A paixão de Rodrigo pelas cobras se intensificou após um episódio inusitado. Durante uma madrugada, foi surpreendido por um pedido de ajuda: um policial militar bateu à sua porta para que retirasse uma cobra de uma residência próxima. “Acharam que eu fosse me assustar, mas fiz a remoção com tranquilidade. A partir daí, acabei virando referência na região”, conta.
Desde então, passou a resgatar serpentes com frequência. Algumas ele devolveu à natureza, mas outras foram mantidas no criadouro, que surgiu como alternativa para abrigar e cuidar adequadamente dos animais.
O processo para legalizar o criadouro
Em 2003, o médico deu início ao processo de legalização do criatório junto ao Ibama. A autorização final, no entanto, ainda não foi concedida. Segundo o zootecnista Fábio Hosken, responsável técnico pelo projeto, a estrutura já conta com uma licença prévia de instalação, e recentemente passou por uma vistoria. “O próximo passo é obter a autorização de manejo. Com ela, poderemos iniciar oficialmente a reprodução e a comercialização do veneno, garantindo a sustentabilidade da atividade”, explica.
A lentidão no processo se deve à complexidade do caso. Como se trata de um criatório particular e atípico, foi necessário comprovar a origem legal dos animais. De acordo com o superintendente do Ibama, Célio Pinto, boa parte das cobras chegou ao local por meio de resgates realizados pela Polícia Militar e Polícia Civil, a pedido da população. Com o passar do tempo, os animais se reproduziram em cativeiro, o que dificultou o rastreamento de suas origens, exigência prevista na legislação ambiental brasileira.

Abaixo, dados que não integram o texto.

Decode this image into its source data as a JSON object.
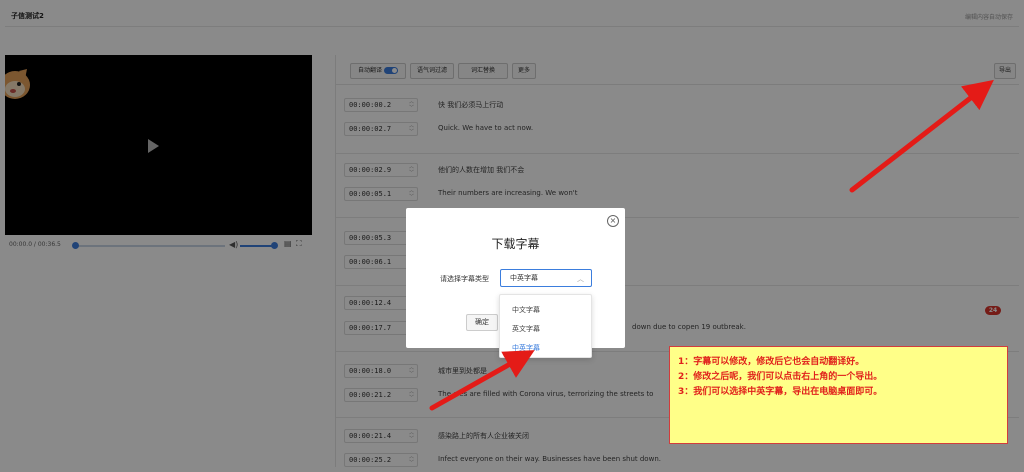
{
  "app": {
    "title": "子信测试2",
    "autosave_text": "编辑内容自动保存"
  },
  "player": {
    "time": "00:00.0 / 00:36.5",
    "volume_icon": "volume-icon",
    "progress_fraction": 0.0,
    "volume_fraction": 0.9
  },
  "toolbar": {
    "auto_translate": "自动翻译",
    "filter_filler": "语气词过滤",
    "replace_words": "词汇替换",
    "more": "更多",
    "export": "导出"
  },
  "cues": [
    {
      "start": "00:00:00.2",
      "end": "00:00:02.7",
      "zh": "快 我们必须马上行动",
      "en": "Quick. We have to act now."
    },
    {
      "start": "00:00:02.9",
      "end": "00:00:05.1",
      "zh": "他们的人数在增加 我们不会",
      "en": "Their numbers are increasing. We won't"
    },
    {
      "start": "00:00:05.3",
      "end": "00:00:06.1",
      "zh": "",
      "en": ""
    },
    {
      "start": "00:00:12.4",
      "end": "00:00:17.7",
      "zh": "",
      "en": "down due to copen 19 outbreak."
    },
    {
      "start": "00:00:18.0",
      "end": "00:00:21.2",
      "zh": "城市里到处都是",
      "en": "The c   es are filled with Corona virus, terrorizing the streets to"
    },
    {
      "start": "00:00:21.4",
      "end": "00:00:25.2",
      "zh": "感染路上的所有人企业被关闭",
      "en": "Infect everyone on their way. Businesses have been shut down."
    }
  ],
  "badge": "24",
  "modal": {
    "title": "下载字幕",
    "select_label": "请选择字幕类型",
    "selected": "中英字幕",
    "ok": "确定",
    "options": [
      "中文字幕",
      "英文字幕",
      "中英字幕"
    ]
  },
  "note": [
    "1：字幕可以修改，修改后它也会自动翻译好。",
    "2：修改之后呢，我们可以点击右上角的一个导出。",
    "3：我们可以选择中英字幕，导出在电脑桌面即可。"
  ],
  "colors": {
    "accent": "#3b7ddd",
    "annotation_red": "#e0201b",
    "note_bg": "#ffff88",
    "badge": "#d9342b"
  }
}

Reprodução antes da autorização: um erro corrigido
Em 2007, um casal de surucucus chegou a se reproduzir no criadouro, o que à época era proibido. Rodrigo afirma que não sabia da restrição e, ao ser informado oficialmente em 2011, passou a seguir as normas com rigor. “Desde então, temos redobrado o cuidado para não violar nenhuma regra. Estamos aguardando a autorização final para que o criadouro funcione de forma plenamente regular”, afirma.
Produção de veneno e contribuição científica
Mesmo sem fins comerciais até o momento, o criatório já contribuiu com a ciência. Rodrigo doou dois gramas de veneno de surucucu à Fundação Ezequiel Dias (Funed), uma das instituições responsáveis pela produção de soro antiofídico no Brasil. O processo consiste em injetar o veneno em cavalos, que desenvolvem anticorpos. Depois, o plasma sanguíneo desses animais é coletado e utilizado na fabricação do soro, essencial para salvar vidas em casos de picadas.
Um projeto singular com grande potencial
Além de preservar uma das espécies mais temidas da fauna brasileira, o criatório pode se transformar em um centro de produção sustentável de insumos para a saúde. Com a autorização definitiva do Ibama, o espaço poderá desenvolver pesquisas, fomentar a conservação da biodiversidade e até mesmo se tornar um ponto de educação ambiental.
Enquanto isso, Rodrigo continua cuidando das cobras com dedicação e respeito, mantendo viva sua paixão e contribuindo com uma importante causa: a convivência equilibrada entre o ser humano e a natureza selvagem.